Schooling for expat children in the Netherlands

Schooling for expat children in the Netherlands

Schooling for expat children in the Netherlands

If you’re relocating to the Netherlands with your family, you’ll need to ensure your children get international standard education.

One of the major draws for expats moving overseas with their families is the availability of quality international education able to satisfy the requirements of suitable universities once your children have graduated from senior school. The Netherlands is soaring up the popularity charts as a favoured reassignment destination, but its success is putting pressure on available international school places, especially in the capital, Amsterdam. It’s now necessary to apply for places at least a year in advance, with new expat arrivals who’ve missed the deadline now being confronted with rejection slips.

Relocating to the Netherlands without being assured of international education for your children can become the main reason for a failed assignment. It may well help if you’re on a short-term assignment, as international schools are known to rely on constant student turnover, with parents making plans to stay long-term often at a disadvantage as regards securing a place. One essential to determine before you agree to a Netherlands posting is whether your employer is ready and willing to pay for your children’s education costs. Private international school fees can run as high as 20,000 plus per year, with subsidised schools charging around 7,000 euros.
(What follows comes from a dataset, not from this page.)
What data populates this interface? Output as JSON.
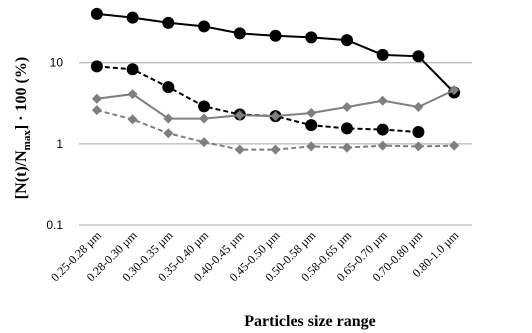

If you’re wanting to live close by your chosen school, you’ll find a big difference in rental charges as properties close by popular schools are invariable far dearer than those a good distance away. If you’ve found an affordable home close to your preferred school, does this mean an extended journey to work? Confronted with the above, some expats decide to take a chance on the Netherlands’ public education system,

Elementary schools admit pupils from the age of four, with final exams being taken at 12 years old. Moving on to secondary schools, parents have a choice of academic or vocational-based training, and the leaving certificate for both can lead to further education at university as well as vocational colleges. Importantly for expat pupils, bilingual schooling is possible. As with the international schools, primary schools with an excellent reputation have long waiting lists.